Fire crews rescued 10 people using a hydraulic platform and turntable, others got out the door, but a number of nurses threw mattresses to the ground and jumped.
Station officer Thomas Williamson, speaking at the scene, said it was one of the worst incidents he had ever witnessed.
“The whole facia of the building was alight with people screaming for rescue,” he said, “Most of these youngsters kept their heads very well indeed, and those who were urged to stay where they were did so in extreme conditions.”
The helicopters took the most badly injured to Edinburgh Royal Infirmary. More followed under police escort.
A 21-year-old nurse, from Letham, lost her life in the blaze which spread with worrying speed.
Messages were sent to discos and other places asking nurses to report for duty, and stories of incredible heroism gradually emerged from a night of frightening drama.
Maria McGregor was the nursing officer on duty in the hospital dining room. She rushed to the scene, went straight into the home and checked the whole of the first floor, alerting nurses to the danger.
Together with police officer Christine Barclay she tried to get to the third floor before the smoke was so dense she had to turn back.

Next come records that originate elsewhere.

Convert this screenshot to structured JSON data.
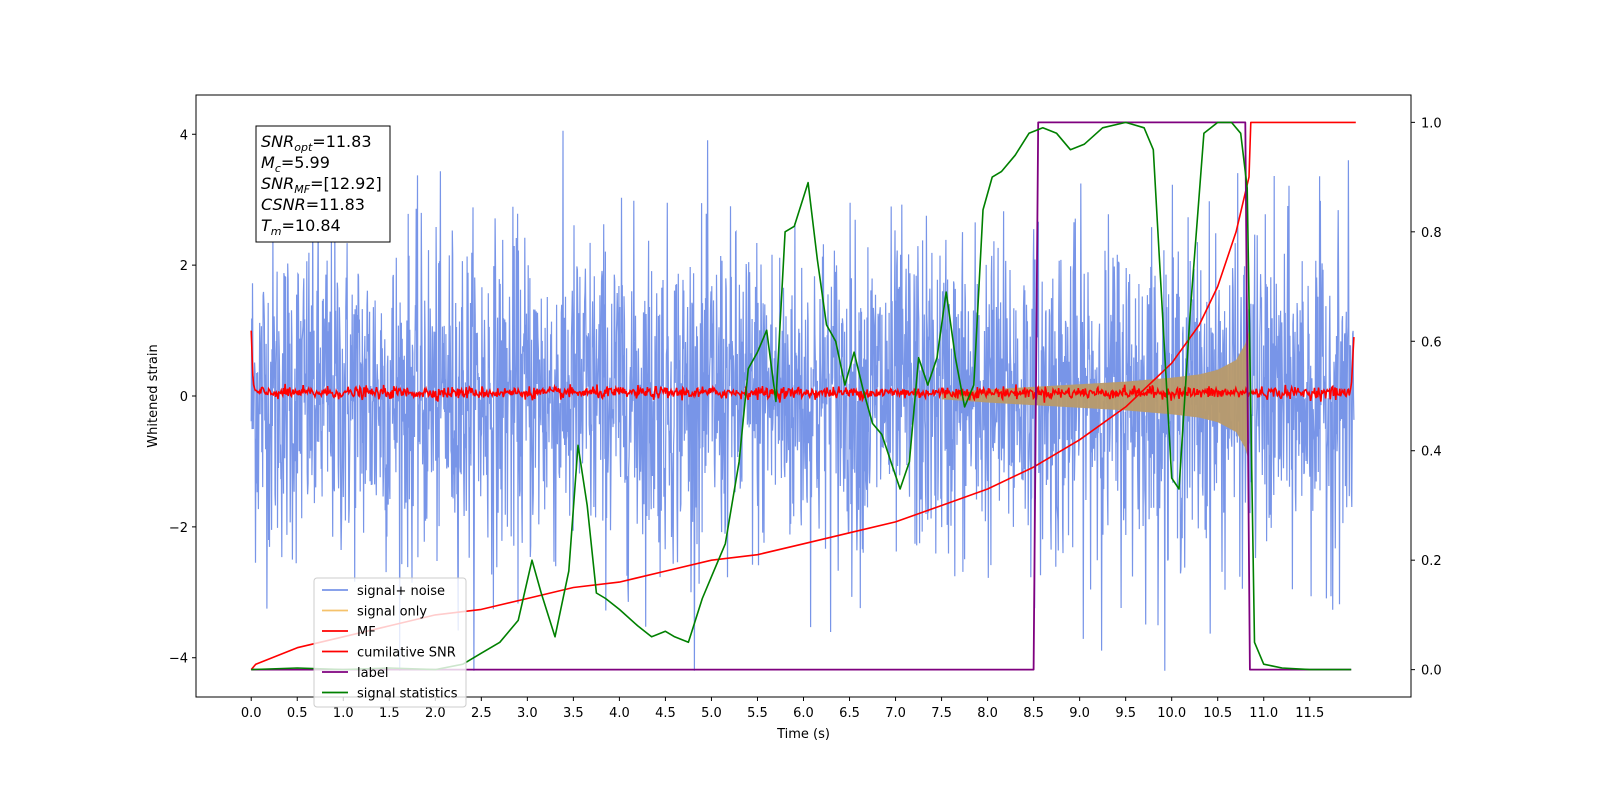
{
  "chart_data": {
    "type": "line",
    "xlabel": "Time (s)",
    "ylabel": "Whitened strain",
    "xlim": [
      -0.6,
      12.6
    ],
    "ylim": [
      -4.6,
      4.6
    ],
    "y2lim": [
      -0.05,
      1.05
    ],
    "x_ticks": [
      0.0,
      0.5,
      1.0,
      1.5,
      2.0,
      2.5,
      3.0,
      3.5,
      4.0,
      4.5,
      5.0,
      5.5,
      6.0,
      6.5,
      7.0,
      7.5,
      8.0,
      8.5,
      9.0,
      9.5,
      10.0,
      10.5,
      11.0,
      11.5
    ],
    "x_tick_labels": [
      "0.0",
      "0.5",
      "1.0",
      "1.5",
      "2.0",
      "2.5",
      "3.0",
      "3.5",
      "4.0",
      "4.5",
      "5.0",
      "5.5",
      "6.0",
      "6.5",
      "7.0",
      "7.5",
      "8.0",
      "8.5",
      "9.0",
      "9.5",
      "10.0",
      "10.5",
      "11.0",
      "11.5"
    ],
    "y_ticks": [
      -4,
      -2,
      0,
      2,
      4
    ],
    "y_tick_labels": [
      "−4",
      "−2",
      "0",
      "2",
      "4"
    ],
    "y2_ticks": [
      0.0,
      0.2,
      0.4,
      0.6,
      0.8,
      1.0
    ],
    "y2_tick_labels": [
      "0.0",
      "0.2",
      "0.4",
      "0.6",
      "0.8",
      "1.0"
    ],
    "grid": false,
    "legend_position": "lower-left",
    "info_box": {
      "position": "top-left",
      "lines": [
        {
          "main": "SNR",
          "sub": "opt",
          "value": "=11.83"
        },
        {
          "main": "M",
          "sub": "c",
          "value": "=5.99"
        },
        {
          "main": "SNR",
          "sub": "MF",
          "value": "=[12.92]"
        },
        {
          "main": "CSNR",
          "sub": "",
          "value": "=11.83"
        },
        {
          "main": "T",
          "sub": "m",
          "value": "=10.84"
        }
      ]
    },
    "series": [
      {
        "name": "signal+ noise",
        "color": "#7895e8",
        "axis": "left",
        "description": "noisy whitened strain, amplitude roughly ±2 to ±4 over 0–12 s",
        "x_range": [
          0.0,
          11.98
        ],
        "typical_envelope": 2.6
      },
      {
        "name": "signal only",
        "color": "#f5c26b",
        "axis": "left",
        "description": "chirp waveform growing in amplitude until merger",
        "x": [
          7.5,
          8.0,
          8.5,
          9.0,
          9.5,
          10.0,
          10.3,
          10.5,
          10.7,
          10.8,
          10.84
        ],
        "amplitude": [
          0.05,
          0.1,
          0.14,
          0.18,
          0.22,
          0.28,
          0.33,
          0.4,
          0.55,
          0.8,
          1.0
        ]
      },
      {
        "name": "MF",
        "color": "#ff0000",
        "axis": "left",
        "description": "matched filter output near zero with spikes at edges",
        "x": [
          0.0,
          0.02,
          0.05,
          11.95,
          11.98
        ],
        "y": [
          1.0,
          0.2,
          0.05,
          0.1,
          0.9
        ]
      },
      {
        "name": "cumilative SNR",
        "color": "#ff0000",
        "axis": "right",
        "x": [
          0.0,
          0.05,
          0.5,
          1.0,
          1.5,
          2.0,
          2.5,
          3.0,
          3.5,
          4.0,
          4.5,
          5.0,
          5.5,
          6.0,
          6.5,
          7.0,
          7.5,
          8.0,
          8.5,
          9.0,
          9.5,
          10.0,
          10.3,
          10.5,
          10.7,
          10.84,
          10.86,
          12.0
        ],
        "y": [
          0.0,
          0.01,
          0.04,
          0.06,
          0.08,
          0.1,
          0.11,
          0.13,
          0.15,
          0.16,
          0.18,
          0.2,
          0.21,
          0.23,
          0.25,
          0.27,
          0.3,
          0.33,
          0.37,
          0.42,
          0.48,
          0.56,
          0.63,
          0.7,
          0.8,
          0.9,
          1.0,
          1.0
        ]
      },
      {
        "name": "label",
        "color": "#7f007f",
        "axis": "right",
        "x": [
          0.0,
          8.5,
          8.55,
          10.8,
          10.85,
          11.95
        ],
        "y": [
          0.0,
          0.0,
          1.0,
          1.0,
          0.0,
          0.0
        ]
      },
      {
        "name": "signal statistics",
        "color": "#008000",
        "axis": "right",
        "x": [
          0.0,
          0.5,
          1.0,
          1.5,
          2.0,
          2.3,
          2.5,
          2.7,
          2.9,
          3.05,
          3.15,
          3.3,
          3.45,
          3.55,
          3.65,
          3.75,
          3.85,
          4.0,
          4.2,
          4.35,
          4.5,
          4.6,
          4.75,
          4.9,
          5.0,
          5.15,
          5.3,
          5.4,
          5.5,
          5.6,
          5.7,
          5.8,
          5.9,
          6.05,
          6.15,
          6.25,
          6.35,
          6.45,
          6.55,
          6.65,
          6.75,
          6.85,
          6.95,
          7.05,
          7.15,
          7.25,
          7.35,
          7.45,
          7.55,
          7.65,
          7.75,
          7.85,
          7.95,
          8.05,
          8.15,
          8.3,
          8.45,
          8.6,
          8.75,
          8.9,
          9.05,
          9.25,
          9.5,
          9.7,
          9.8,
          9.9,
          10.0,
          10.08,
          10.2,
          10.35,
          10.5,
          10.65,
          10.75,
          10.82,
          10.9,
          11.0,
          11.2,
          11.5,
          11.95
        ],
        "y": [
          0.0,
          0.003,
          0.0,
          0.003,
          0.0,
          0.01,
          0.03,
          0.05,
          0.09,
          0.2,
          0.14,
          0.06,
          0.18,
          0.41,
          0.3,
          0.14,
          0.13,
          0.11,
          0.08,
          0.06,
          0.07,
          0.06,
          0.05,
          0.13,
          0.17,
          0.23,
          0.38,
          0.55,
          0.58,
          0.62,
          0.49,
          0.8,
          0.81,
          0.89,
          0.75,
          0.63,
          0.6,
          0.52,
          0.58,
          0.51,
          0.45,
          0.43,
          0.38,
          0.33,
          0.38,
          0.57,
          0.52,
          0.57,
          0.69,
          0.57,
          0.48,
          0.52,
          0.84,
          0.9,
          0.91,
          0.94,
          0.98,
          0.99,
          0.98,
          0.95,
          0.96,
          0.99,
          1.0,
          0.99,
          0.95,
          0.65,
          0.35,
          0.33,
          0.65,
          0.98,
          1.0,
          1.0,
          0.98,
          0.88,
          0.05,
          0.01,
          0.003,
          0.0,
          0.0
        ]
      }
    ]
  }
}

Maria then slipped off on leave to avoid all waiting newspaper and TV reporters. Porter Harry Fitchet heard the alarm and raced to help.
He shouted to nurses to lie on the floor, but, by then, some had started to jump to safety.
“I broke one girl’s fall and tried to catch another,” he said. “They could not get downstairs and, being human, they tried to escape.”
Media reports of panic were swiftly condemned by eyewitnesses, emergency services and union leaders.
Money poured into a disaster fund, set up by health union COHSE and the Royal College of Nursing, to help the victims.
So much was given, organisers reckoned they would be able to offer long term aid to the nurses who suffered.
Tom Cordiner, secretary of the local COHSE branch, said: “Some suffered terrible injuries, and others have endured psychological damage, and the probability is it will take something extra special to make them go back to such a home again.”
The questions raised in the Commons and the calls for a full public inquiry were just the start of a prolonged aftermath from this fatal fire.